I would like to apply the PC algorithm (Peter Clark) with discrete conditional independence tests, with the pcalg package. I am having a hard time understanding what to modify and I would be very happy if someone could help me out.
I have a data set (list format) of 7 variables with 10000 values each.
I have generated the data set myself and each variable takes on 8 different values (8 levels).
When I apply nlevels() function on the data set it gives me a 0 as a result.
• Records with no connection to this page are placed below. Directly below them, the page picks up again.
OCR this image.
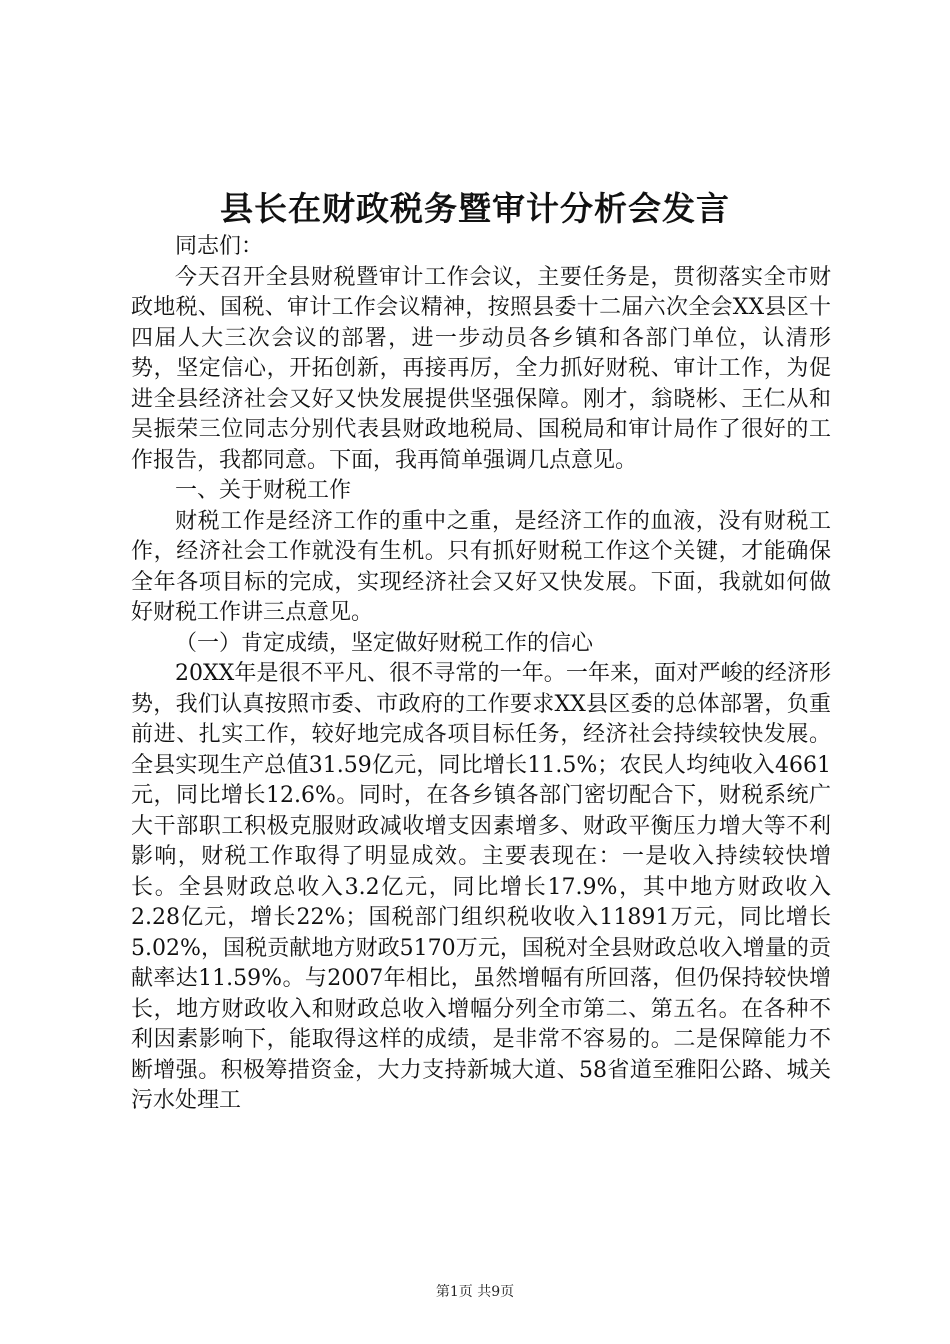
县长在财政税务暨审计分析会发言

同志们：

今天召开全县财税暨审计工作会议，主要任务是，贯彻落实全市财政地税、国税、审计工作会议精神，按照县委十二届六次全会XX县区十四届人大三次会议的部署，进一步动员各乡镇和各部门单位，认清形势，坚定信心，开拓创新，再接再厉，全力抓好财税、审计工作，为促进全县经济社会又好又快发展提供坚强保障。刚才，翁晓彬、王仁从和吴振荣三位同志分别代表县财政地税局、国税局和审计局作了很好的工作报告，我都同意。下面，我再简单强调几点意见。

一、关于财税工作

财税工作是经济工作的重中之重，是经济工作的血液，没有财税工作，经济社会工作就没有生机。只有抓好财税工作这个关键，才能确保全年各项目标的完成，实现经济社会又好又快发展。下面，我就如何做好财税工作讲三点意见。

（一）肯定成绩，坚定做好财税工作的信心

20XX年是很不平凡、很不寻常的一年。一年来，面对严峻的经济形势，我们认真按照市委、市政府的工作要求XX县区委的总体部署，负重前进、扎实工作，较好地完成各项目标任务，经济社会持续较快发展。全县实现生产总值31.59亿元，同比增长11.5%；农民人均纯收入4661元，同比增长12.6%。同时，在各乡镇各部门密切配合下，财税系统广大干部职工积极克服财政减收增支因素增多、财政平衡压力增大等不利影响，财税工作取得了明显成效。主要表现在：一是收入持续较快增长。全县财政总收入3.2亿元，同比增长17.9%，其中地方财政收入2.28亿元，增长22%；国税部门组织税收收入11891万元，同比增长5.02%，国税贡献地方财政5170万元，国税对全县财政总收入增量的贡献率达11.59%。与2007年相比，虽然增幅有所回落，但仍保持较快增长，地方财政收入和财政总收入增幅分列全市第二、第五名。在各种不利因素影响下，能取得这样的成绩，是非常不容易的。二是保障能力不断增强。积极筹措资金，大力支持新城大道、58省道至雅阳公路、城关污水处理工

第1页 共9页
data <- data.frame(x1s,x2s,x3s,x4s,x5s,x6s,x7s) data <- as_tibble(data) xnames <- c("x1","x2","x3","x4","x5","x6","x7") v_nlevels <- sapply(X = data, FUN = nlevels) integer_x <- sapply(X = data, FUN = function(x) as.integer(x) - 1) xdstat <- list(dm = integer_x, nlev = v_nlevels, adaptDF = FALSE) pc <- pc(xdstat, indepTest = disCItest(data,xdstat), labels = xnames, alpha = 0.01)
I am aware I have not defined it well. I am a beginner with R and I have spent a lot of time trying different ways to perform the CI test but I cannot find anything on the internet on how to get this working.
Perhaps I am not using a correct data format. If anyone could point out what I am doing well it would be well appreciated!